When you break it down some, the phrase “pussy footing around” or the title of an article that states “We have to do something” indicates no one is doing anything. Well, I hate to break someone’s bubble, but there have been many things that are being done to lay the groundwork to address the problem.

First, the Police Department has been doing all they can with the resources they have when called to address unsafe behaviors involving anyone, some who just happen to be homeless.

Other projects that are currently happening here in Sweet Home are numerous. Multiple meetings on homelessness have been conducted. The Adult Services Team has met quarterly and C.H.A.N.C.E, both which are resources for addressing various needs such as housing, finances, addiction and substance abuse. Others, like local churches, also have been involved.

Labels or opinions like “mental cases” or “You’re talking about people that don’t care” clearly indicate a lack of understanding of mental illness, the symptoms, diagnosis or treatments. Without treatment, many are not even capable of understanding how to care or behave, in order to lead a somewhat normal and productive life.
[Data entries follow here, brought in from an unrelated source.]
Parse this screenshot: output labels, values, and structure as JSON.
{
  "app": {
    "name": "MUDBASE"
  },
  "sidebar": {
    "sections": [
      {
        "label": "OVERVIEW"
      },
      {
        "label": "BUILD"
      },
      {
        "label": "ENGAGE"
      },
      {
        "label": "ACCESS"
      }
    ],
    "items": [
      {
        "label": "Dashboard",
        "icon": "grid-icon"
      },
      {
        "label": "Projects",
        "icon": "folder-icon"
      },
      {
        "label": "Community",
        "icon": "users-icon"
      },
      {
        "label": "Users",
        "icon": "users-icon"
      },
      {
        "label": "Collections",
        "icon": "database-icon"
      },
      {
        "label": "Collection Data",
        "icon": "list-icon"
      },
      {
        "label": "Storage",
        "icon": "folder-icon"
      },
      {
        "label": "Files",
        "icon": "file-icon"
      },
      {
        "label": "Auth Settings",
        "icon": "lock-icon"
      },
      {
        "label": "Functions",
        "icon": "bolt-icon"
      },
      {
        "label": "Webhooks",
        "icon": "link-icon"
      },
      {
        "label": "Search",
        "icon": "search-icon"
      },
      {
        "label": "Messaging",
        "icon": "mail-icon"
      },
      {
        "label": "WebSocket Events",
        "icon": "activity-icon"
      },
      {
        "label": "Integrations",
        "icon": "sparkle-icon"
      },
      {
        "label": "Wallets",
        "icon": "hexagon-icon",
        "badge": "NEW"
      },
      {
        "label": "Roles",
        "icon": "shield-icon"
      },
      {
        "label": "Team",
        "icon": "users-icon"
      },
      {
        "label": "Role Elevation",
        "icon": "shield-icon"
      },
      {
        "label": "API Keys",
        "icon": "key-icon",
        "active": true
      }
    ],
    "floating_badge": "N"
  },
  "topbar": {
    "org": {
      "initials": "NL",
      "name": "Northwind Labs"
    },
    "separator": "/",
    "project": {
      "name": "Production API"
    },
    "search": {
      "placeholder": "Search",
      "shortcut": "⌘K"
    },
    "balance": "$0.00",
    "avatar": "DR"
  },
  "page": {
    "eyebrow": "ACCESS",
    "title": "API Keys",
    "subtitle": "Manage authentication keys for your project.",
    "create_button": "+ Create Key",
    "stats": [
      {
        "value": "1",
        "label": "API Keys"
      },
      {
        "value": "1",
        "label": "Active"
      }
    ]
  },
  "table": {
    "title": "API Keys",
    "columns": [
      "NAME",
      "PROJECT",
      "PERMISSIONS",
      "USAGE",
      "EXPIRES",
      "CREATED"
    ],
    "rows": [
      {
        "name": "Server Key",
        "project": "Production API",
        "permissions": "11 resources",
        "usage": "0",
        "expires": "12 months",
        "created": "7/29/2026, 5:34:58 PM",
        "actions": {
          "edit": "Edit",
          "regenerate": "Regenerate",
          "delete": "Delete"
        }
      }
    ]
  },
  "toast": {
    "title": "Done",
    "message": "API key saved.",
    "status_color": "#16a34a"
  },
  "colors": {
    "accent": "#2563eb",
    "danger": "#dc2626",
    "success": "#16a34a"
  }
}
I think of my own daughter, who was diagnosed as being mentally retarded from a very early age. When you hear the word “retarded,” it hurts, and even more when used in a derogatory way by people who are leaders within our community. Had she not had the support of my wife and myself, continuing doctor appointments, everyday medications, a case manager and personal care, I can only imagine the kind of life she would have had without that support.

Then there was my father, who suffered from alcoholism. Until I attended some of his recovery classes, I did not understand the disease or what it entailed.

As far as the issue being “decades in the making,” unlawful behavior and mental illness have been around forever. These are complex issues, and most would hope they would just go away.

One thing I know for sure is we cannot exclude or arrest our way out of this problem.

It will take people from all aspects coming together to work on the problems that we face in our community and coming up with positive solutions.

Our success will not be measured by beating people down, but how we pick them up without judgment, whether it be for unlawful behavior or homelessness. We may not be able to change people, but we can change our attitude, and using the wrong words, labels or opinions will just get in the way of progress.

– Bob Dalton is a Sweet Home resident who has been involved in efforts to address local homeless and public health needs.